Ceria still markets primarily in Canada today, but has been retailing in Colorado and California dispensaries since 2019.
Playing the long game
With their ability to source, process and distribute internationally, Big Beer can certainly afford to wait for full cannabis legalization across all 50 states before expanding its infused beverage market presence in America — all the while profiting from retail shipments to pioneer states like Vermont, Oregon and California.
While the number of states where recreational cannabis is still illegal continues to shrink, it’s safe to say that craft beer will continue to capture the lion’s share of U.S. infused beverage sales. Once cannabis is legalized at the federal level, and THC removed from its Schedule I classification under the Controlled Substances Act, this status quo is very likely to be upended by a Big Beer surge into the market.

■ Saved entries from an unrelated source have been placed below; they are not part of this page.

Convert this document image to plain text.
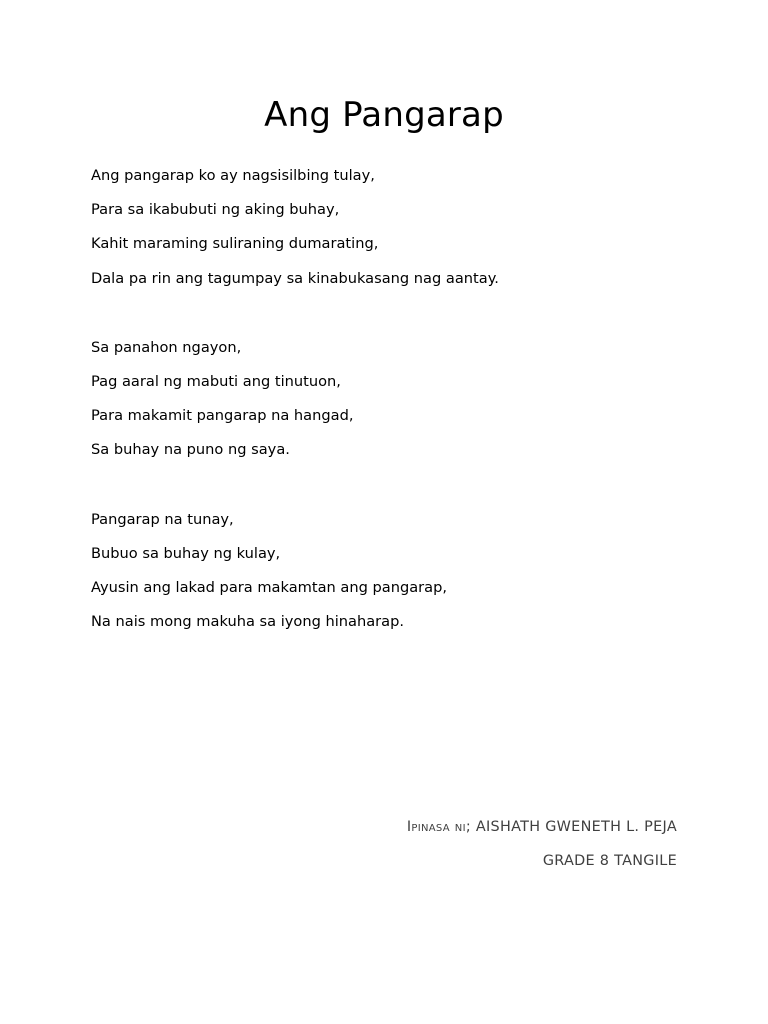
Ang Pangarap
Ang pangarap ko ay nagsisilbing tulay,
Para sa ikabubuti ng aking buhay,
Kahit maraming suliraning dumarating,
Dala pa rin ang tagumpay sa kinabukasang nag aantay.
Sa panahon ngayon,
Pag aaral ng mabuti ang tinutuon,
Para makamit pangarap na hangad,
Sa buhay na puno ng saya.
Pangarap na tunay,
Bubuo sa buhay ng kulay,
Ayusin ang lakad para makamtan ang pangarap,
Na nais mong makuha sa iyong hinaharap.
Ipinasa ni; AISHATH GWENETH L. PEJA
GRADE 8 TANGILE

Are legislators fighting for legalization on Capitol Hill?
In December of last year, the U.S. House of Representatives passed the Marijuana Opportunity Reinvestment and Expungement Act (MORE Act), a comprehensive legalization bill that included cannabis’ removal from the Controlled Substances Act and a pathway to expunge cannabis-related criminal records.
The MORE Act is not the first bill of its kind to have been introduced to the House floor in recent years, but it is the first to go to a vote with Democrat majorities in the House and Senate. Given the Biden administration’s open stance on cannabis, the country could be closer than ever to full legalization across all 50 states.
In the event of full cannabis legalization in the U.S., Big Beer’s superior production, financing, advertising and logistical capabilities would very quickly establish its dominance in the infused beverages market. All things considered, only time, consumer loyalty and legislative reform will tell if craft beers can continue to outperform Big Beer in the cannabis niche.